NATO Secretary-General hails "practical results" of Russia-NATO Council
MOSCOW, May 13 (AFP) - NATO Secretary General George Robertson on Tuesday hailed a successful first year for a Russia-NATO Council which he said had achieved "important practical results" since drawing up its agenda in Rome in May 2002.
Russia and the Atlantic alliance had worked together on "an agenda of solid concrete and productive cooperation," Robertson said after the first working session of the council, which met in the Russian capital for the first time.
The NATO official also held Kremlin talks with President Vladimir Putin, during which he condemned Monday's suicide bomb attack on a government building in Chechnya in which at least 54 people died.

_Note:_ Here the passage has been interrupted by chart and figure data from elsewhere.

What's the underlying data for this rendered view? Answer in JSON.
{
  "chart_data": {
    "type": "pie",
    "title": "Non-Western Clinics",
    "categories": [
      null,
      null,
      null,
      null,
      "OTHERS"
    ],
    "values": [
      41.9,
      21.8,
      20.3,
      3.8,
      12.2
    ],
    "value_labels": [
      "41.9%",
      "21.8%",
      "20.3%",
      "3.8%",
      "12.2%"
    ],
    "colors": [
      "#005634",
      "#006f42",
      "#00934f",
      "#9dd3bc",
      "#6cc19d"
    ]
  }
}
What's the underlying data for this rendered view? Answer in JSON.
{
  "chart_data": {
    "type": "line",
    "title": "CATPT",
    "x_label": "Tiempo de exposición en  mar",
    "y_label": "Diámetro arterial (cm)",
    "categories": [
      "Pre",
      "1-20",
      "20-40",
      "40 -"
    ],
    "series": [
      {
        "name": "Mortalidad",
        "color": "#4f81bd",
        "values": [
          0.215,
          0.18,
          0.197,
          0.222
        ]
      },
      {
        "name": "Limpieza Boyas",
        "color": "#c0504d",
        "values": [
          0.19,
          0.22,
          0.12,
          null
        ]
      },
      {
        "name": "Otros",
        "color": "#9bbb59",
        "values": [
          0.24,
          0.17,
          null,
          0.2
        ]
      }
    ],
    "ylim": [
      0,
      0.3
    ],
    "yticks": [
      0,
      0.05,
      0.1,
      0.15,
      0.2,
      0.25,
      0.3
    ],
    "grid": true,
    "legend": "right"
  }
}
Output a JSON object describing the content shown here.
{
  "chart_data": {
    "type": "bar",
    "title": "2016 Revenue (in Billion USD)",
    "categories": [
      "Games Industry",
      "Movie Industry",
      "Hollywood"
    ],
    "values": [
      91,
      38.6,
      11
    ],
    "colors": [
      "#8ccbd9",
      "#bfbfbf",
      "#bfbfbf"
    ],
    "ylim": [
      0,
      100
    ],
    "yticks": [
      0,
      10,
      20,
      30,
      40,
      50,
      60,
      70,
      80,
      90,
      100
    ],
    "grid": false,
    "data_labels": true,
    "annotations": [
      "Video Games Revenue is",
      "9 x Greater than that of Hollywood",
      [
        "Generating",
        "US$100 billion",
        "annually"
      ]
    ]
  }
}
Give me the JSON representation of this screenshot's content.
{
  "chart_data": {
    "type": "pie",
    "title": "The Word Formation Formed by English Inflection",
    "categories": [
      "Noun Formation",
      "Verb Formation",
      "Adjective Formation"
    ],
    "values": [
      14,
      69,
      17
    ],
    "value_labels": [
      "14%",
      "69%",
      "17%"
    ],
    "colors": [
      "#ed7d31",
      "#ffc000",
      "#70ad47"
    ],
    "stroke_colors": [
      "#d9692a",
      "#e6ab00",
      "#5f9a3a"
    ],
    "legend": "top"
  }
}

"This event has further convinced us that we must fight more strongly against terrorism," Robertson told Putin, as quoted by the Interfax news agency.
Areas in which cooperation between Russia and its former Cold War adversary has improved include the campaign against terrorism, peacekeeping operations and the evaluation of threats of proliferation of weapons of mass destruction, particularly nuclear weapons, Robertson said after the working session.
In particular, theatre anti-missile defence was "maybe the flagship programme in the NATO-Russia council," he said.
"About a year and a half ago this was regarded as one of the most divisive issues. Since then we have taken into account the propositions of Russia, the United States and the European Union on the subject."
Flanked by Russian Foreign Minister Igor Ivanov and Defence Minister Sergei Ivanov, Robertson noted that "NATO and Russia need one another more than at any time."
Moscow is hoping that the meeting of the ambassadors of the 19 NATO members and its own representative will consolidate its ties with the Atlantic Alliance.
The council was created in Rome in May last year and has previously always met in Brussels.
The talks are expected to pave the way for a meeting at foreign minister level scheduled for Madrid next month.
The Moscow meeting dwelt at length on the situation in Afghanistan, which Robertson described as a subject of worldwide concern.
NATO "can help the stabilisation force in Kabul, and it will be doing more to help Germany and Canada when they are heading the force next June. There is a fear that a new outbreak of violence could spill in the region," Robertson said.
Although Iraq did not feature specifically on the agenda, Robertson noted that the Atlantic alliance had "recovered more quickly from the bruising discussions on Iraq" that have damaged other international bodies.
Foreign Minister Ivanov said the Russia-NATO Council's objective should be to "achieve a security architecture of the Euro-Atlantic type," with a stress on multilateral arrangements.
However "the priority must repose with the United Nations, which has a central role in ensuring world security," he said.
Ivanov voiced concern at the continuing delay in ratification of the Conventional Forces in Europe (CFE) treaty, "and the deployment of armed forces in new NATO member states."
His comments appeared to target the Baltic states Estonia, Latvia and Lithuania, which cannot be admitted to the CFE treaty until it has been ratified by its original signatories, but which have signed up to join the Atlantic alliance, possibly by 2004.
If the revised CFE treaty is not ratified by May 2004, "a gap could appear between geopolitical reality and arms control norms in Europe," Ivanov said.
Robertson noted, however, that the Baltic states, along with Slovenia which is in a similar position, had expressed willingness to sign up to the CFE treaty in its revised form.
The NATO official was due to fly later to Georgia, to be followed by visits to Armenia and Azerbaijan.